As the year went on, the Jets kept their heads above water, but they found themselves so short on healthy bodies at one point that they were forced to turn to local senior hockey leagues for replacements Morris Mott and Jim Cole.

Anders Hedberg was tearing up the WHA, but he, too, fell victim to the injury bug the night he scored his 51st goal in his 47th game. He suffered a serious knee injury and scored his 50th and 51st goals effectively on one leg. He would miss the next two weeks on account of the injury.

The Jets made a trade with the Calgary Cowboys to add some much-needed depth when they reacquired defenseman Mike Ford and added high-scoring Danny Lawson and the Jets finished the regular season in second place in the Western Division behind the Houston Aeros.

The Jets opened the defense of their AVCO Cup championship against the San Diego Mariners. The best-of-seven series went the distance with each team holding serve at home, but the Jets escaped the epic series thanks to earning home-ice advantage against the pesky Mariners.
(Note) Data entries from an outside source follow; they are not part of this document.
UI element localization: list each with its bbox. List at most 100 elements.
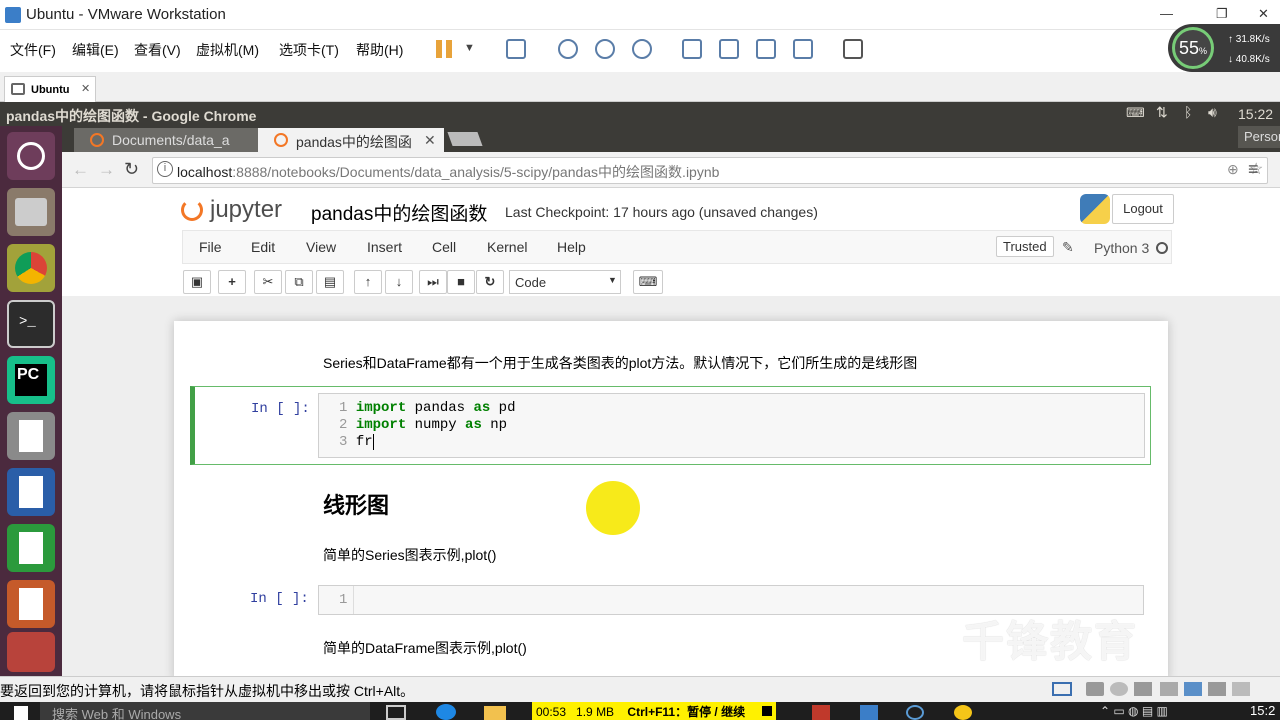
cd-icon[interactable]: [1110, 682, 1128, 696]
snapshot-icon[interactable]: [558, 39, 578, 59]
move-up-icon[interactable]: ↑: [354, 270, 382, 294]
software-center-icon[interactable]: [7, 632, 55, 672]
menu-help[interactable]: Help: [557, 239, 586, 255]
terminal-icon[interactable]: >_: [7, 300, 55, 348]
pycharm-icon[interactable]: PC: [7, 356, 55, 404]
restart-icon[interactable]: ↻: [476, 270, 504, 294]
usb-icon[interactable]: [1184, 682, 1202, 696]
system-tray-icons[interactable]: ⌃ ▭ ◍ ▤ ▥: [1100, 704, 1168, 718]
tab-ubuntu[interactable]: Ubuntu ✕: [4, 76, 96, 102]
wifi-taskbar-icon[interactable]: [906, 705, 924, 720]
search-box[interactable]: 搜索 Web 和 Windows: [40, 702, 370, 720]
section-heading[interactable]: 线形图: [323, 488, 389, 520]
network-icon[interactable]: ⇅: [1156, 104, 1168, 121]
unity-icon[interactable]: [793, 39, 813, 59]
fullscreen-icon[interactable]: [756, 39, 776, 59]
notebook-name[interactable]: pandas中的绘图函数: [311, 199, 487, 226]
close-tab-icon[interactable]: ✕: [424, 132, 436, 149]
menu-cell[interactable]: Cell: [432, 239, 456, 255]
stop-icon[interactable]: [762, 706, 772, 716]
revert-snapshot-icon[interactable]: [595, 39, 615, 59]
trusted-indicator[interactable]: Trusted: [996, 236, 1054, 257]
thumbnail-bar-icon[interactable]: [719, 39, 739, 59]
menu-file[interactable]: 文件(F): [10, 40, 56, 60]
show-library-icon[interactable]: [682, 39, 702, 59]
calc-icon[interactable]: [7, 524, 55, 572]
interrupt-icon[interactable]: ■: [447, 270, 475, 294]
markdown-cell[interactable]: 简单的DataFrame图表示例,plot(): [323, 638, 527, 658]
network-adapter-icon[interactable]: [1134, 682, 1152, 696]
save-icon[interactable]: ▣: [183, 270, 211, 294]
pause-icon-bar[interactable]: [446, 40, 452, 58]
menu-tabs[interactable]: 选项卡(T): [279, 40, 339, 60]
paste-icon[interactable]: ▤: [316, 270, 344, 294]
copy-icon[interactable]: ⧉: [285, 270, 313, 294]
menu-view[interactable]: View: [306, 239, 336, 255]
menu-help[interactable]: 帮助(H): [356, 40, 403, 60]
bluetooth-icon[interactable]: ᛒ: [1184, 104, 1192, 120]
menu-vm[interactable]: 虚拟机(M): [196, 40, 259, 60]
chrome-tab-pandas[interactable]: pandas中的绘图函 ✕: [258, 128, 444, 152]
files-icon[interactable]: [7, 188, 55, 236]
menu-file[interactable]: File: [199, 239, 222, 255]
display-settings-icon[interactable]: [1232, 682, 1250, 696]
chrome-icon[interactable]: [7, 244, 55, 292]
menu-insert[interactable]: Insert: [367, 239, 402, 255]
info-icon[interactable]: i: [157, 161, 173, 177]
printer-icon[interactable]: [1160, 682, 1178, 696]
close-icon[interactable]: ✕: [1258, 6, 1269, 22]
profile-button[interactable]: Person: [1238, 126, 1280, 148]
snapshot-manager-icon[interactable]: [632, 39, 652, 59]
new-tab-button[interactable]: [447, 132, 483, 146]
back-icon[interactable]: ←: [72, 160, 89, 180]
writer-icon[interactable]: [7, 468, 55, 516]
markdown-cell[interactable]: 简单的Series图表示例,plot(): [323, 545, 496, 565]
address-bar[interactable]: i localhost:8888/notebooks/Documents/dat…: [152, 157, 1268, 184]
menu-edit[interactable]: 编辑(E): [72, 40, 119, 60]
code-line: 3 fr: [339, 434, 374, 451]
menu-view[interactable]: 查看(V): [134, 40, 181, 60]
console-view-icon[interactable]: [843, 39, 863, 59]
menu-edit[interactable]: Edit: [251, 239, 275, 255]
chrome-tab-documents[interactable]: Documents/data_a: [74, 128, 260, 152]
run-icon[interactable]: ⏭: [419, 270, 447, 294]
menu-kernel[interactable]: Kernel: [487, 239, 527, 255]
volume-icon[interactable]: 🔊︎: [1208, 104, 1217, 121]
task-view-icon[interactable]: [386, 705, 406, 720]
text-editor-icon[interactable]: [7, 412, 55, 460]
edge-icon[interactable]: [436, 704, 456, 720]
cell-type-select[interactable]: Code ▼: [509, 270, 621, 294]
app-icon-red[interactable]: [812, 705, 830, 720]
dash-icon[interactable]: [7, 132, 55, 180]
display-icon[interactable]: [1052, 682, 1072, 696]
pause-icon[interactable]: [436, 40, 442, 58]
app-icon-yellow[interactable]: [954, 705, 972, 720]
taskbar-clock[interactable]: 15:2: [1250, 703, 1275, 718]
windows-start-icon[interactable]: [14, 706, 28, 720]
vmware-taskbar-icon[interactable]: [860, 705, 878, 720]
keyboard-shortcuts-icon[interactable]: ⌨: [633, 270, 663, 294]
close-tab-icon[interactable]: ✕: [81, 82, 90, 95]
code-cell-selected[interactable]: In [ ]: 1 import pandas as pd 2 import n…: [190, 386, 1151, 465]
code-editor[interactable]: 1 import pandas as pd 2 import numpy as …: [318, 393, 1145, 458]
chevron-down-icon[interactable]: ▼: [464, 42, 475, 54]
cut-icon[interactable]: ✂: [254, 270, 282, 294]
maximize-icon[interactable]: ❐: [1216, 6, 1228, 22]
markdown-cell[interactable]: Series和DataFrame都有一个用于生成各类图表的plot方法。默认情况…: [323, 353, 917, 373]
sound-icon[interactable]: [1208, 682, 1226, 696]
logout-button[interactable]: Logout: [1112, 194, 1174, 224]
hard-disk-icon[interactable]: [1086, 682, 1104, 696]
chrome-menu-icon[interactable]: ≡: [1248, 159, 1259, 180]
keyboard-icon[interactable]: ⌨: [1126, 105, 1145, 121]
move-down-icon[interactable]: ↓: [385, 270, 413, 294]
zoom-icon[interactable]: ⊕: [1227, 161, 1239, 178]
insert-cell-icon[interactable]: +: [218, 270, 246, 294]
file-explorer-icon[interactable]: [484, 706, 506, 720]
send-keys-icon[interactable]: [506, 39, 526, 59]
minimize-icon[interactable]: —: [1160, 6, 1173, 21]
clock[interactable]: 15:22: [1238, 106, 1273, 122]
jupyter-logo-text[interactable]: jupyter: [210, 196, 282, 224]
impress-icon[interactable]: [7, 580, 55, 628]
forward-icon[interactable]: →: [98, 160, 115, 180]
reload-icon[interactable]: ↻: [124, 159, 139, 180]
Next up was the Aeros and the Jets survived another grueling series, disposing of the former two-time defending champions in six games.

The Nordiques were the Jets' last obstacle of the season as the AVCO Cup finals opened in Quebec. Wounded and tired, the Jets battled the Nordiques tooth and nail. The series again went the distance, where the Jets, two periods away from repeating as champions, succumbed to their adversary. As Hedberg would tell me, the Jets simply ran out of gas and had nothing left to overcome an excellent Nordiques team.

In retrospect, making it to the AVCO Cup finals and coming so close in spite of all they had been through that year may have been the single greatest accomplishment in the history of the franchise. Only a series of disastrous injuries and an unscheduled mid-season trip to Moscow prevented the Jets from becoming a four-time AVCO Cup champion and further recognition as one of the best teams to ever play in either of North America's major professional leagues.